Oggi sarebbe dovuto essere il giorno delle carte al Comune per far partire l'iter dell'approvazione della Variante Urbanistica, ma così non sarà. Infatti entro i tempi stabiliti (la mezzanotte di venerdì scorso) sono giunte in Regione alcune osservazioni al Verbale di Determina della Conferenza dei Servizi che costringeranno gli uffici tecnici della Direzione Regionale Territorio, Urbanistica e Mobilità, guidata da Manuela Manetti, a un supplemento di lavoro. Non sono previsti tempi particolarmente lunghi, forse anche solo un paio di giorni, ma le osservazioni che sarebbero giunte da Mibact e Città Metropolitana, comporteranno comunque un ritardo, il primo, alla realizzazione dello stadio. Prima di proseguire occorre però da subito essere chiari su un aspetto, non è in discussione l'approvazione del progetto, in nessun modo, ma come abbiamo scritto più volte lo sono i tempi con cui il tutto giungerà a dama. Siamo quindi al primo piccolo intoppo, dovuto a due amministrazioni che già in passato non sono state tenere nei confronti dello stadio. E se dal Ministero dei beni e delle attività culturali e del turismo guidato da Dario Franceschini era lecito attendersi qualcosa, forse lo era meno dalla Città Metropolitana, ente che ha preso il posto della vecchia Provincia e che è presieduto dal Sindaco di Roma Virginia Raggi. Si tratta, per quel che ci è dato sapere, di osservazioni di poco conto e che punterebbero solo a meglio specificare alcune prescrizioni contenute nel Verbale. Negli uffici di Roma Capitale quindi dovranno attendere ancora qualche giorno prima di ricevere la documentazione che darà il via al processo di approvazione della Variante Urbanistica al Piano Regolatore Generale e di adozione del Verbale di Determina stesso. Un'attesa che da quanto filtra non dispiacerebbe troppo agli uomini dell'Assessore Luca Montuori, alle prese in queste ore con un paio di nodi il cui scioglimento non sembra affatto semplice e scontato. In primo luogo la stesura della Convenzione tra Comune e privati.

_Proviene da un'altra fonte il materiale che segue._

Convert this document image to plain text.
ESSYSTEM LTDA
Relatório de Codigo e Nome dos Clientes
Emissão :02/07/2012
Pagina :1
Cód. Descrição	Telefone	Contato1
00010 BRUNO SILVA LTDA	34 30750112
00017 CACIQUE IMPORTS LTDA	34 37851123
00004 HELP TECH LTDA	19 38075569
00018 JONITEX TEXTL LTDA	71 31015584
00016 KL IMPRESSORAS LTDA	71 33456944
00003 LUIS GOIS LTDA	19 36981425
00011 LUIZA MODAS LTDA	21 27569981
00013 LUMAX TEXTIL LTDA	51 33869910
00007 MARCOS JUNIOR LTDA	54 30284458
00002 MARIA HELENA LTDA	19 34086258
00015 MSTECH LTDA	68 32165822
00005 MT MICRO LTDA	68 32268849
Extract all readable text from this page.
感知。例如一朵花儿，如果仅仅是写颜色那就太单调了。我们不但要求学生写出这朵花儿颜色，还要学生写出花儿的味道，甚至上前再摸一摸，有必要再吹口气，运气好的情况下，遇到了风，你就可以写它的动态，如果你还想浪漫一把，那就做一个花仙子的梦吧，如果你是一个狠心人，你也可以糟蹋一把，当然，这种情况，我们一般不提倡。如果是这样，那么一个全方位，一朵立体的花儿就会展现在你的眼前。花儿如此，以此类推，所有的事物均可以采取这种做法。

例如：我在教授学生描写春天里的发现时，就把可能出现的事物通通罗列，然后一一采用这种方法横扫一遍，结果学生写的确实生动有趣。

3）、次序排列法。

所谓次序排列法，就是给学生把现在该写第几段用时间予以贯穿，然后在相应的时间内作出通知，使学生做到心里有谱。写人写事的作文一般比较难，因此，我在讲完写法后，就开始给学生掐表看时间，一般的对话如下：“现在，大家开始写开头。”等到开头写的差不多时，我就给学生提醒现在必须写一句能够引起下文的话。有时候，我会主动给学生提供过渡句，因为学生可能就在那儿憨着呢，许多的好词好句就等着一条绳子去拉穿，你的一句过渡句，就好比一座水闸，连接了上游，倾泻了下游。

Dai proponenti sta arrivando la massima collaborazione, ma sono molti gli aspetti che vanno oltre la volontà delle due parti. In Conferenza dei Servizi la Città Metropolitana ha preteso che alcune opere vengano realizzate sotto la propria supervisione, stessa cosa ha chiesto ed ottenuto lo Stato, la Regione ha invece demandato alcuni aspetti che rientrerebbero nelle proprie competenze al Comune di Roma. Questi aspetti vanno considerati nella stesura del documento che costituirà un vero e proprio contratto tra pubblico e privato. Secondo nodo, quello principale, è rappresentato dalla Variante al Piano Regolatore Generale. Da questo punto di vista gli aspetti che preoccupano sono due. Il primo è legato alle opere di infrastruttura, nello specifico quelle di raccordo per la viabilità. Non è un mistero come nel Verbale di Determina della Conferenza sia contenuta la realizzazione di una seconda via di accesso allo stadio, che molti se non tutti identificano con il famigerato Ponte di Traiano. Questo secondo accesso va incluso, in base alle prescrizioni, nella Variante, e sostenuto finanziariamente dall'accordo di programma tra lo Stato e Anas per la fusione di quest'ultima con FS. Un accordo che, vale la pena ricordare, il Governo ha finanziato, grazie all'ultima legge di bilancio approvata lo scorso mese dalle Camere, con 23 miliardi di euro. Non sono però affatto chiari i tempi con cui Anas realizzerà questo intervento, e questo aspetto non può essere tralasciato dai tecnici del Comune. La seconda preoccupazione relativa alla Variante è quella della procedura di adozione da scegliere. Non sarebbe infatti ancora chiaro (la legge sugli stadi è del 2016, come pure la riforma della Conferenza dei Servizi Decisoria) se sia necessaria l'adozione del Verbale prima della procedura per la Variante o se si possa passare di direttamente a quest'ultima. Balla quindi un passaggio in Assemblea capitolina, con conseguente allungamento dei tempi. Come pure non sarebbe ancora chiaro se riconoscere o meno alla Variante quel regime di urgenza richiesto dai proponenti, con a supporto una indicazione chiara e precisa dell'avvocatura della Presidenza del Consiglio dei Ministri, che dimezzerebbe i tempi di approvazione. Ancora poche ore o pochi giorni per capire quando potremo avere il nostro stadio.